You could also point out to your pagan neighbours that ley lines are said to be rather sensitive to negative energy and their incessant wanging on about access and their desire to construct unnecessary clutter in your vicinity could be construed as contributing to disharmony in the landscape. No self-respecting pagan should want to upset the balance in nature, so this might be enough to tone down their entitlement.
And if you’re feeling a little beaten down by their intransigence, you could go the herbal route. The ancient Greeks believed borage bolstered courage, while ancient Roman soldiers used thyme to fortify themselves, so when you know you’re about to come into conflict with your neighbours, a sniff or nibble of these herbs might make you feel better equipped to deal with the conversation.

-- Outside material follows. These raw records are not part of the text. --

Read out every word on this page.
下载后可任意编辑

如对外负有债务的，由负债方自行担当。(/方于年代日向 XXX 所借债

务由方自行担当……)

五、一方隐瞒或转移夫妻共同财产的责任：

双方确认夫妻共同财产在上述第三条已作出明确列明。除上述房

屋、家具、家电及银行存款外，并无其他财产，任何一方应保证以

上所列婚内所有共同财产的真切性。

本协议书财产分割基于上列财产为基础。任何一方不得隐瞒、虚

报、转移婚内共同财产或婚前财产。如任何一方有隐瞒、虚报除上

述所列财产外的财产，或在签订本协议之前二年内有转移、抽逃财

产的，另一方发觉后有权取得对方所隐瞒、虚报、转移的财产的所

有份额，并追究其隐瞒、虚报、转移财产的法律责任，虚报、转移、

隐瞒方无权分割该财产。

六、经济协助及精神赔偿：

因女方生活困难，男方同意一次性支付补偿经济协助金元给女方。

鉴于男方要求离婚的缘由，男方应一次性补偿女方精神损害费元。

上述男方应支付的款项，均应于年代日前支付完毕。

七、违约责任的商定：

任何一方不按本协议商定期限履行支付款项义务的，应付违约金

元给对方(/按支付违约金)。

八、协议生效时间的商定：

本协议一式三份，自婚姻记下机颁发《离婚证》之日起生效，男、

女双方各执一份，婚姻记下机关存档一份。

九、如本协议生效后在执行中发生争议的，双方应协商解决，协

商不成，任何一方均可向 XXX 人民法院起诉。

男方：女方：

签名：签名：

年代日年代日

But when it comes down to it, changing the behaviour of other people is hard. Changing our own responses to them is often harder, but in many cases yields better results. So if they really won’t get off your property and your back, perhaps a compromise could be found? Maybe instead of bashing heads, you could offer them a cup of tea (just the one) on a couple of the main pagan holidays, for example Samhain (New Year), Yule (winter solstice), Beltane (the beginning of summer) and Litha (summer solstice), in exchange for them leaving you alone for the rest of the year. That way they have the illusion of access and you get to enjoy your home in peace without any nasty surprise visits.
And if all else fails, be petty. Plant nettles. Everywhere. They’re great for butterflies and you’ll have a fantastic stash of ingredients for soup, tea and beer, as well as having a rheumatism remedy and a good source of fibre to make string, cloth and paper to hand.